The food came before the show – three courses. There was a pastie type object, Thyme and Corn soup and a couple of cold starters. Then for the main we all selected steak. When the steak came out it was huge and whilst the cooking instructions had all been different, it appeared there was one choice…medium rare. With the size of the steak so big, Claire and I could only eat about half, leaving Philip to eat two steaks or about 700 – 800 grams worth of meat. This on top of a steak that he had at lunchtime almost left him “mooing” more than the object he’d just eaten. The meat was cooked well though, still being quite moist and tender. As it didn’t come with a sauce, it was just the way Philip liked it…”Straight with no extras” although we did get a potato mash with it. For dessert there was a bread and butter pudding or a mousse which was our selection… quite rich but enjoyable.

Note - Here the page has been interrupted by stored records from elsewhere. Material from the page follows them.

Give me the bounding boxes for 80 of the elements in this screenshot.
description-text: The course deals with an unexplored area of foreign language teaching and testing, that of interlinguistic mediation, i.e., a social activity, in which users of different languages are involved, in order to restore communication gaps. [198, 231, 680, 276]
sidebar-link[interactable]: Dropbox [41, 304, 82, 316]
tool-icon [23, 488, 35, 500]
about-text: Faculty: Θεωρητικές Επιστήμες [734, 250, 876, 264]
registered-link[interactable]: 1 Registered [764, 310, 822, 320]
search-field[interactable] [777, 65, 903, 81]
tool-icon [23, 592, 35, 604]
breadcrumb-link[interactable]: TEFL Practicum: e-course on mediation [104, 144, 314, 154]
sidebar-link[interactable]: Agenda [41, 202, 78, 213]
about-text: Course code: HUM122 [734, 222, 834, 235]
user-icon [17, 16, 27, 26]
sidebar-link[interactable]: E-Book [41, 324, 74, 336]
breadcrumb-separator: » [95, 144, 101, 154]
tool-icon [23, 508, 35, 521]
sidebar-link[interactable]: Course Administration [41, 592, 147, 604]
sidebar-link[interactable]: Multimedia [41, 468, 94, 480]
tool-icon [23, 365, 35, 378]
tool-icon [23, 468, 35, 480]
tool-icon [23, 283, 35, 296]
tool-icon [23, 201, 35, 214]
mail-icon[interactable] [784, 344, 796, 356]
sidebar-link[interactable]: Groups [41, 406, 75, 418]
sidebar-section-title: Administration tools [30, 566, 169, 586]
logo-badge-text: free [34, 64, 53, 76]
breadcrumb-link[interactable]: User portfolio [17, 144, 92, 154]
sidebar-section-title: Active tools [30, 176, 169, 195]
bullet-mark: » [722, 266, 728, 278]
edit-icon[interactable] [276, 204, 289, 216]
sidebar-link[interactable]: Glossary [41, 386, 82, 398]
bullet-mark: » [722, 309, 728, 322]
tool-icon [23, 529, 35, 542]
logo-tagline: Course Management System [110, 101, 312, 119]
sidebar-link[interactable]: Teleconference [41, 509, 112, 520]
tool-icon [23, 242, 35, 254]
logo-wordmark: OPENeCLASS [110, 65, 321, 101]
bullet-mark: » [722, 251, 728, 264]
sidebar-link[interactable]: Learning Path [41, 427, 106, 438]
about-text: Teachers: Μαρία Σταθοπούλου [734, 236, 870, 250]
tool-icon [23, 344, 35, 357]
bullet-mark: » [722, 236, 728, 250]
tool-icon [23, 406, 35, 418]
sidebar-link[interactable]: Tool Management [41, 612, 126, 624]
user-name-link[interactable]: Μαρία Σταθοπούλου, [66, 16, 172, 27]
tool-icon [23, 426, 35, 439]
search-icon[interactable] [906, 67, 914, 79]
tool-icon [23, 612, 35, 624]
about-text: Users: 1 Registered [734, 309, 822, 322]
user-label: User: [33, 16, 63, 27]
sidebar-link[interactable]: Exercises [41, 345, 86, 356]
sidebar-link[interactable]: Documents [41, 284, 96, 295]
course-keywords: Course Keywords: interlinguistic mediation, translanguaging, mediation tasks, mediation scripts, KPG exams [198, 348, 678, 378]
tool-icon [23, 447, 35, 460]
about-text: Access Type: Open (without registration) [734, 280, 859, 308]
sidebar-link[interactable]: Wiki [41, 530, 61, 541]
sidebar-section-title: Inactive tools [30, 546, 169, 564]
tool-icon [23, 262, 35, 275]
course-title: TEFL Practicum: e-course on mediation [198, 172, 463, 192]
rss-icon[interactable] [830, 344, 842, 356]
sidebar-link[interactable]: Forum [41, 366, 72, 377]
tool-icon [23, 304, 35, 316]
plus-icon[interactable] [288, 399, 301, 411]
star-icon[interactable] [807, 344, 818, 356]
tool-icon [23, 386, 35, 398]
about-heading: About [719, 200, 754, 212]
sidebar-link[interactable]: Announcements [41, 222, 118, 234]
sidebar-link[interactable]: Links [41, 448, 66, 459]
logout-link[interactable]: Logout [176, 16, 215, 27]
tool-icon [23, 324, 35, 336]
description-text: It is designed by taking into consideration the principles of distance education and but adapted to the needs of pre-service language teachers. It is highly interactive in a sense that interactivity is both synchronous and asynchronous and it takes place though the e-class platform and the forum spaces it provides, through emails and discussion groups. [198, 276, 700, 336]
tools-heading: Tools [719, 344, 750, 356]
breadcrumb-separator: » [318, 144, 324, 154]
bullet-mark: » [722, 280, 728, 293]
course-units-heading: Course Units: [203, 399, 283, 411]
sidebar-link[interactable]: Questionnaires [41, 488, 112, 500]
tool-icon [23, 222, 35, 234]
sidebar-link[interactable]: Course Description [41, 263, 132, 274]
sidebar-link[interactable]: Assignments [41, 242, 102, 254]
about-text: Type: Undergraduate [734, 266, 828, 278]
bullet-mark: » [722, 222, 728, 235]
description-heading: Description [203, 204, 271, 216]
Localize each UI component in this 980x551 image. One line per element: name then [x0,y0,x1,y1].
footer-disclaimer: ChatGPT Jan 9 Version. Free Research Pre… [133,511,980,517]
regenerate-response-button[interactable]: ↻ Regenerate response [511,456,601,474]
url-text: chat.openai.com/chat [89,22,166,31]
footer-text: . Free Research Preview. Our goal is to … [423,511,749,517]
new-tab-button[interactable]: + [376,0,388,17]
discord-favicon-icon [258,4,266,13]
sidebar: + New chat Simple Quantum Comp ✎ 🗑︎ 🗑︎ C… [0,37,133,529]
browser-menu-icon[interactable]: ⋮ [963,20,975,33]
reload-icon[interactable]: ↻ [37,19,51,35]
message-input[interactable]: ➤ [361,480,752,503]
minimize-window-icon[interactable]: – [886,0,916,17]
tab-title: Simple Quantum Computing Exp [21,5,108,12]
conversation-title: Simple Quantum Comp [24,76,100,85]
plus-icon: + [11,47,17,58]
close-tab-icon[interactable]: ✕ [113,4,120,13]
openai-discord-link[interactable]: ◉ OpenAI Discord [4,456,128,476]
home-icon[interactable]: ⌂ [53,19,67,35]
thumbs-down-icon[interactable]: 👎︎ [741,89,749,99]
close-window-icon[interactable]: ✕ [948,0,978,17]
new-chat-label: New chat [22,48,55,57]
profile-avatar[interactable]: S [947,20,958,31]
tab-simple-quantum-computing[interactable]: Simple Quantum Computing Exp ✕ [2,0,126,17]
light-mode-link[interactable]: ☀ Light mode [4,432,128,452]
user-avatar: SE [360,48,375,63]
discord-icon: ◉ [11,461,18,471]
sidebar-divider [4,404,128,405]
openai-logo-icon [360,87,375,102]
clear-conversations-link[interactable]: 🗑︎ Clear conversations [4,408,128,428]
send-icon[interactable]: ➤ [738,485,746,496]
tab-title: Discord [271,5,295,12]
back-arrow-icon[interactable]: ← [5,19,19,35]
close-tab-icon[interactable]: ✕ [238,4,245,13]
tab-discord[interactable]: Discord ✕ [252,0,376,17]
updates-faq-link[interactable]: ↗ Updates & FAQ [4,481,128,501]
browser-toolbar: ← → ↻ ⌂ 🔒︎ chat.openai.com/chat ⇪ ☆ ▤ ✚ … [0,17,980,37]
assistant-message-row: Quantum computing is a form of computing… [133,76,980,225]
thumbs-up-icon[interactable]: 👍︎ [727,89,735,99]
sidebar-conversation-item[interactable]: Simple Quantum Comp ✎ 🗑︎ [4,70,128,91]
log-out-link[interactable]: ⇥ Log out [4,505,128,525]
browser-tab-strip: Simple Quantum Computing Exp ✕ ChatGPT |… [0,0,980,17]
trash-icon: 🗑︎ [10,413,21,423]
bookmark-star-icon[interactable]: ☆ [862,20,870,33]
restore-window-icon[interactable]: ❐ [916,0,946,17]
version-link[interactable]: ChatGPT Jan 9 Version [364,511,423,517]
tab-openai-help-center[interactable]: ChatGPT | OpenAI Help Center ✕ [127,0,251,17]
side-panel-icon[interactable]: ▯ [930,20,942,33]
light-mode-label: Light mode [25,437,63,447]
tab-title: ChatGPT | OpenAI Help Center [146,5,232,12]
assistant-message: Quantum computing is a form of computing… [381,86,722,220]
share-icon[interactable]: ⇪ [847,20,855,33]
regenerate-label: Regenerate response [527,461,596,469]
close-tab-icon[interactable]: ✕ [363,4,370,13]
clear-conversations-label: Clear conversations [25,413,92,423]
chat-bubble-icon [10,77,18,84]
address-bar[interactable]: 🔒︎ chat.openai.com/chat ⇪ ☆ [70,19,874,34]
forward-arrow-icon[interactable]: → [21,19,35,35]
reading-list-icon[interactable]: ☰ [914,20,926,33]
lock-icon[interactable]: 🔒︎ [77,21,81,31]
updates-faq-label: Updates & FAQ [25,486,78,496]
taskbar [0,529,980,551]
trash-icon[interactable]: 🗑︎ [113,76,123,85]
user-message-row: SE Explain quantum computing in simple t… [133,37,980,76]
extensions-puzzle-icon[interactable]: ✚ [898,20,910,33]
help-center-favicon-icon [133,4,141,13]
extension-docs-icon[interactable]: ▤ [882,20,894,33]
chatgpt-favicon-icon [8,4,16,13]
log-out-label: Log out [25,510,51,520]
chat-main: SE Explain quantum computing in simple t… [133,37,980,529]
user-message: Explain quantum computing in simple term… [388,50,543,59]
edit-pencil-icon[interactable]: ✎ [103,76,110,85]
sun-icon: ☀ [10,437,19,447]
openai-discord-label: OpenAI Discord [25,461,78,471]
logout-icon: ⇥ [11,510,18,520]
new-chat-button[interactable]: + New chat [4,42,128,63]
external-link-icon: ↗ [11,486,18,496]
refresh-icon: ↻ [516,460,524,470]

Finally it was time for the show to start. There were a range of different performers taking Tango from the early years up to today. There were also a multitude of ages participating in the show and also an eight piece orchestra and singers. We enjoyed it and found it interesting but the people on the table next to us who could understand Spanish, oohed and aahed and videoed all throughout the show. There were numerous calls of Bravo and hand clapping that probably indicated that they were a little more into it than a group of three Aussies who had come to see the Tango done in Argentina (or in Philip’s case come for a good perve).
At midnight the show finished and we were picked up and taken back to the hotel. Claire stating that she would be that good if only Philip was willing to pick her up and throw her over his head. Given Claire’s dancing skills and sense of beat and Philip’s dodgy back and dancing ability I’m not sure if this is possible on both accounts.

What else have we noticed about Buenos Aries
* the women are far more attractive than the men who on the whole seem
to be punching above their weight (and let me tell you some of them are carrying some weight)
* putting blonde tips in dark hair is the way to go and you must carry a Gucci style handbag with you wherever you go even if it’s to the swimming pool.
* the city isn’t the most attractive one we’ve visited. It has a multitude of styles of architecture brought together from the Spanish, Italian and Latin cultures. These seem to mash together rather than blend together and what you have is a city that on the whole is lacking in coherence, colour and style.
* there are some beautiful parks in BA that dot across the landscapes. Like our Botanic gardens these appear to be well kept and seen as a sanctuary from city life
* Evita is everywhere. Buildings, museums, cemeteries, statues. Seems
that she is still seen as the advocate for the poor and revered in Argentine history.
* there seems to be a lot of jobs for people that involve “hanging around”.
Even the police patrolling the “beat” seem to just stand at street corners and watch the world go by. This is possibly due to the fact that there are 3 million people living in BA and another three million who come to work here.
Therefore there needs to be enough employment for them even if that means people aren’t paid highly.
* The push is also on for the US dollar to be used by tourists as the inflation rate is quite high and the locals feel that they lose money when working with Argentinian pesos. We didn’t bring American money but now wish that we had brought some as there is much better bargaining power (much as there was when travelling in Bali). One
would think that the US dollar is only going to become more desirable given the 30% inflation in the country.